On “Shannon (Bloody Human Freeway)”—a song inspired by the demo lady at Trader Joe’s—Goodwin sings, “Got the hair. Got the job. I am well-regarded. / Shannon, Shannon, Shannon.”
When asked, “Why the demo lady?” Goodwin answered, “I don’t know why she’s the demo lady. She got her master’s in Web design, and she can’t find another job. That’s a tough market these days.”
The duo’s latest effort, the Synthetic Pleasure Show, has it collaborating with Barango in what Goodwin describes as “a musical, sort of.” Frustrated with playing shows to inattentive audiences, Goodwin decided to showcase his music in a different setting. “I thought it would be more fun to play in a theater—just kind of change the context, and everybody would have to pay attention,” explained Goodwin.
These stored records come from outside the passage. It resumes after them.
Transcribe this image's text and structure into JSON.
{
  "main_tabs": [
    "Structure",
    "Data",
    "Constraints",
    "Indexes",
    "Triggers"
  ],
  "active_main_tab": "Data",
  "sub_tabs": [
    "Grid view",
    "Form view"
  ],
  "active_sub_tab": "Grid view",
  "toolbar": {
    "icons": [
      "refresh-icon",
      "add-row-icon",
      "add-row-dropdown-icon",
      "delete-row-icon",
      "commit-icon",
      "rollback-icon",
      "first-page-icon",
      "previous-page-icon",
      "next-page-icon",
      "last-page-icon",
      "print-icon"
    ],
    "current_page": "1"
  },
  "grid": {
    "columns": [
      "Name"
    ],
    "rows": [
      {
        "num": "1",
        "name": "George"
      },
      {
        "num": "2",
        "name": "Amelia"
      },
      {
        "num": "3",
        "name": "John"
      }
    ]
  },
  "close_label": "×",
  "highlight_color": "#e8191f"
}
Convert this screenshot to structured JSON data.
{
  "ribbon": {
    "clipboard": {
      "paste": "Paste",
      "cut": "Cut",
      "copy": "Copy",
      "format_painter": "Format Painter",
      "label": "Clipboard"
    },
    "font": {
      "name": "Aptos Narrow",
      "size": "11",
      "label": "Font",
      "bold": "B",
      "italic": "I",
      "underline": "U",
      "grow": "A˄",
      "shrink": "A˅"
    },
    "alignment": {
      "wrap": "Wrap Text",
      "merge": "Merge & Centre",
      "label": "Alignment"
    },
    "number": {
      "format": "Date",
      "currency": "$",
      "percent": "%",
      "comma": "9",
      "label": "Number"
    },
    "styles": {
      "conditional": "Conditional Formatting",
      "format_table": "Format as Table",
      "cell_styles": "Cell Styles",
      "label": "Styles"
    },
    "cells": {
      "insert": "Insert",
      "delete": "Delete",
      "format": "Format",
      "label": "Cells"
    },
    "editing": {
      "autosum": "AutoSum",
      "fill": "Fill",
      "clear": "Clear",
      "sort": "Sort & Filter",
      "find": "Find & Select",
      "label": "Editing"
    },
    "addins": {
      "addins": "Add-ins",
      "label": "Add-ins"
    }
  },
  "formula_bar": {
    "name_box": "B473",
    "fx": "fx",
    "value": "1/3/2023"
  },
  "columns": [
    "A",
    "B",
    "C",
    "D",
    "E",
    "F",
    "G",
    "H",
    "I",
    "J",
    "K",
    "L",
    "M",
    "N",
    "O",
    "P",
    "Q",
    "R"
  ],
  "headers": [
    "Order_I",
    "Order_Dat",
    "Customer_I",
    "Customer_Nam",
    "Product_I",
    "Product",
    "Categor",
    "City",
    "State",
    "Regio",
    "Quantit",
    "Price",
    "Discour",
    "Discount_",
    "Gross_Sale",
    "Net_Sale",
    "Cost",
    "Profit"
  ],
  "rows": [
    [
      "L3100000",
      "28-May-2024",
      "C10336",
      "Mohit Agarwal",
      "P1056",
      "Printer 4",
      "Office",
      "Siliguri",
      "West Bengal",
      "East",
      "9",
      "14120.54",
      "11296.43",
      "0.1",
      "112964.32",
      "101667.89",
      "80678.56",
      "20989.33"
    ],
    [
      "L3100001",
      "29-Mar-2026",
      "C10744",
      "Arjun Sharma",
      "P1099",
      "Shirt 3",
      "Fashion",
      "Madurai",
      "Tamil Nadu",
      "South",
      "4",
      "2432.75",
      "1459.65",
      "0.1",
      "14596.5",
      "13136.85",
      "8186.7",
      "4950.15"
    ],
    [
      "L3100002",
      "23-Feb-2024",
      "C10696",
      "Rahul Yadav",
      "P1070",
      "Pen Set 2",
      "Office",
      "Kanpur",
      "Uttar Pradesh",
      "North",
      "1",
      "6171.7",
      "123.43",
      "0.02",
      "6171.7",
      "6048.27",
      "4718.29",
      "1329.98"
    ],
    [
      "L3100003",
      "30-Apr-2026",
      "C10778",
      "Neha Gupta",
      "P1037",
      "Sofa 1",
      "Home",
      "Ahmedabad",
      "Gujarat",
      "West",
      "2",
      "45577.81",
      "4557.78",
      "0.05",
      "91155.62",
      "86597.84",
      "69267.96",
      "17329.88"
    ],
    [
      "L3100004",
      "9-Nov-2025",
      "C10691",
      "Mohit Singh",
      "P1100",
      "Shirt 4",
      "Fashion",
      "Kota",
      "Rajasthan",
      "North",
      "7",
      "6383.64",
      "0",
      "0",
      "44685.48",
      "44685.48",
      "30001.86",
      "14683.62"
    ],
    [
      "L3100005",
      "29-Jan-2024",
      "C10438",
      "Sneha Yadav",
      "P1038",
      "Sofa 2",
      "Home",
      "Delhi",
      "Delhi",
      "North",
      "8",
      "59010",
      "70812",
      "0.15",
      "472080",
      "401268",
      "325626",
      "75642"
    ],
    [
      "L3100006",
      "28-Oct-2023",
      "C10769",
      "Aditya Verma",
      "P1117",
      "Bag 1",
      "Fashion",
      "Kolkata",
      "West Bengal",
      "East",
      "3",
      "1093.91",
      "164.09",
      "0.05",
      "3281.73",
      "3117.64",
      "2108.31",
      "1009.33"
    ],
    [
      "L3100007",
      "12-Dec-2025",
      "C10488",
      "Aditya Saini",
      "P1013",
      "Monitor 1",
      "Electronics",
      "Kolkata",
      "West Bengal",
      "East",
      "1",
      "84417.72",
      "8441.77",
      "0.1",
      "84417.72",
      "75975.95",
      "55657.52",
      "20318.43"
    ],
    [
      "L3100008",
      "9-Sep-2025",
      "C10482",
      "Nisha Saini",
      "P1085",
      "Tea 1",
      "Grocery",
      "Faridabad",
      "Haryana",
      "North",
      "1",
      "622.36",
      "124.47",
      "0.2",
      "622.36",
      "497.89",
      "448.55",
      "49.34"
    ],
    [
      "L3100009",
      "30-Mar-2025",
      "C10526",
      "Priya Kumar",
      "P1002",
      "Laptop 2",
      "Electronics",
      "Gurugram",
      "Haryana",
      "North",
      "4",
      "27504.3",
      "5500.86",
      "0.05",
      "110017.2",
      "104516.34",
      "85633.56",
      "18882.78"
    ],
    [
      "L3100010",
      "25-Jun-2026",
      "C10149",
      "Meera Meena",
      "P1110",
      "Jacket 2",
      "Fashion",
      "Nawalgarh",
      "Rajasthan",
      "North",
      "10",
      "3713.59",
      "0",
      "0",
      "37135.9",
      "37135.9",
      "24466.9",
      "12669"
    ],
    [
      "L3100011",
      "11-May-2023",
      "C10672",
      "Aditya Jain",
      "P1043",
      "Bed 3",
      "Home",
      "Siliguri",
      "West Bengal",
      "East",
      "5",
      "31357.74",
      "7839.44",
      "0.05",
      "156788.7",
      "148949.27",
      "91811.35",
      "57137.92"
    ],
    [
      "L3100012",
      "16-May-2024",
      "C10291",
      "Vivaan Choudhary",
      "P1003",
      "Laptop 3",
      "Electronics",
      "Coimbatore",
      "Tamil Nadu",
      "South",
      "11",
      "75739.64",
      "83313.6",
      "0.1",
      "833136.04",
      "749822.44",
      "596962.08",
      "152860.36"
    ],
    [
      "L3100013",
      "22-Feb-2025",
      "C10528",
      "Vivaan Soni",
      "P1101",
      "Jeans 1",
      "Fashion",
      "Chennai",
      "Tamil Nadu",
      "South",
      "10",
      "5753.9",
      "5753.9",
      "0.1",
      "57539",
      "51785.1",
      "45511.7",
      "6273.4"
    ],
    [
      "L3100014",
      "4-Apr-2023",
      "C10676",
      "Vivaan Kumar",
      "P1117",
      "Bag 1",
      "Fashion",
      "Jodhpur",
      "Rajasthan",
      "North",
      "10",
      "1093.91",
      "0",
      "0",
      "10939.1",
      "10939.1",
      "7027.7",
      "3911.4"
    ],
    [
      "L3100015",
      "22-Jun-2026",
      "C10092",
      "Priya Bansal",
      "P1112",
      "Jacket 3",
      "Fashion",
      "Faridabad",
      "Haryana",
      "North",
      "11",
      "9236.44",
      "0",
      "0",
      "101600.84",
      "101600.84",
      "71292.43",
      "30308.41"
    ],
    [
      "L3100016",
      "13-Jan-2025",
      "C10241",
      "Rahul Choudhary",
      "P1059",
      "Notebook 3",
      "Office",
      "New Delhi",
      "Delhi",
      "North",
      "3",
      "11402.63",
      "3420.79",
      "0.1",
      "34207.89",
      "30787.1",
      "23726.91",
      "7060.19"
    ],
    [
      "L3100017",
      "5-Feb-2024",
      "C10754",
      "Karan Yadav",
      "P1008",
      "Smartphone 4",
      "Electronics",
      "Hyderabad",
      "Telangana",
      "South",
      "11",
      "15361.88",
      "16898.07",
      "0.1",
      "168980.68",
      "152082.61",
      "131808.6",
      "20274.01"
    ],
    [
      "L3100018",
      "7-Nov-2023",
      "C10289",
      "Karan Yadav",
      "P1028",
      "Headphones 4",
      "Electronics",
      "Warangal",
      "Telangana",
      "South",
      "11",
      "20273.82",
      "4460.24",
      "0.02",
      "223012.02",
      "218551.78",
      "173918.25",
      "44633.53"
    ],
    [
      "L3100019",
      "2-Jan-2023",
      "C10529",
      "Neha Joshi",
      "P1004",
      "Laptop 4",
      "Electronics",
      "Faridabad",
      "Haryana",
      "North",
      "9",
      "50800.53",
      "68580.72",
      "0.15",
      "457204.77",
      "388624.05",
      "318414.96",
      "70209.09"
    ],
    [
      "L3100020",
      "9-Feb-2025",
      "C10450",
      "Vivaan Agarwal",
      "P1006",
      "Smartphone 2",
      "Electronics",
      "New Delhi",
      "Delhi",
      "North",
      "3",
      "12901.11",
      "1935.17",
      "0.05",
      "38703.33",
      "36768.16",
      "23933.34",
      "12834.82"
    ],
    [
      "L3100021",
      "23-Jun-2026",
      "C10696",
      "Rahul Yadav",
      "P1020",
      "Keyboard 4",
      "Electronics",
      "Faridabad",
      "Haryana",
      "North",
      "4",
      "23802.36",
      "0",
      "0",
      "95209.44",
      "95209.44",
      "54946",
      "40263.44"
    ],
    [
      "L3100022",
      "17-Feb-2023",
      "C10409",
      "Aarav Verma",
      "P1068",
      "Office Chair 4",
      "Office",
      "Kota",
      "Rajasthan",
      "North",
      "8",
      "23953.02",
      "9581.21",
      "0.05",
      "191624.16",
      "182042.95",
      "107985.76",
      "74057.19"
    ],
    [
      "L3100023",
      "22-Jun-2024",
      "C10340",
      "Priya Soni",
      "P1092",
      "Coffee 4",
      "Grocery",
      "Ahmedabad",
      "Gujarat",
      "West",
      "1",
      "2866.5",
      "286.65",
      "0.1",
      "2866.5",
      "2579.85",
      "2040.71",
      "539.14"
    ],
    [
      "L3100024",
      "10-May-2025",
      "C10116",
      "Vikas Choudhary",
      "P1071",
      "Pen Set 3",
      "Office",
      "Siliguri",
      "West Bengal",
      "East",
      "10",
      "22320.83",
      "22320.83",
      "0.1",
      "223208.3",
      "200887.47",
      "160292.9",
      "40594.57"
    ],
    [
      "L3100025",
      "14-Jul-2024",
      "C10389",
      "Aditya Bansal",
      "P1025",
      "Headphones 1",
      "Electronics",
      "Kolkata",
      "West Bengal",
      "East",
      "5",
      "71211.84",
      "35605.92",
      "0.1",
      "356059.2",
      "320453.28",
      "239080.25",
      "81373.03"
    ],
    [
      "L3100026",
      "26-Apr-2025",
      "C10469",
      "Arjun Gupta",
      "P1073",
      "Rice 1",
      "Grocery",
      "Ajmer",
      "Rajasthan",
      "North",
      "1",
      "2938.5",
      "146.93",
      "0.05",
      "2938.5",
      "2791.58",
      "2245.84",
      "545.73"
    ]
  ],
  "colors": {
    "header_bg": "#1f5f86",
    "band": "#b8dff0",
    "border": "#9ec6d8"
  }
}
The show made its debut in mid-December to a half-empty but fully satisfied audience.
The band’s upcoming album, Ceci n’est pas un band, won’t be released until June, but two songs (including “HTMF,” which stands for Honky-Tonk Mother Fucker) are available as downloads on their Web site, at www.thebsexuals.com. “We haven’t released anything, which I think is kind of suicidal if you’ve been a band for a year, but we’ve still got shows, and I just liked being more of a live band,” explained Goodwin.
It’s clear that these guys are having a blast making music together—and if they happen to entertain some people in the process, so B it.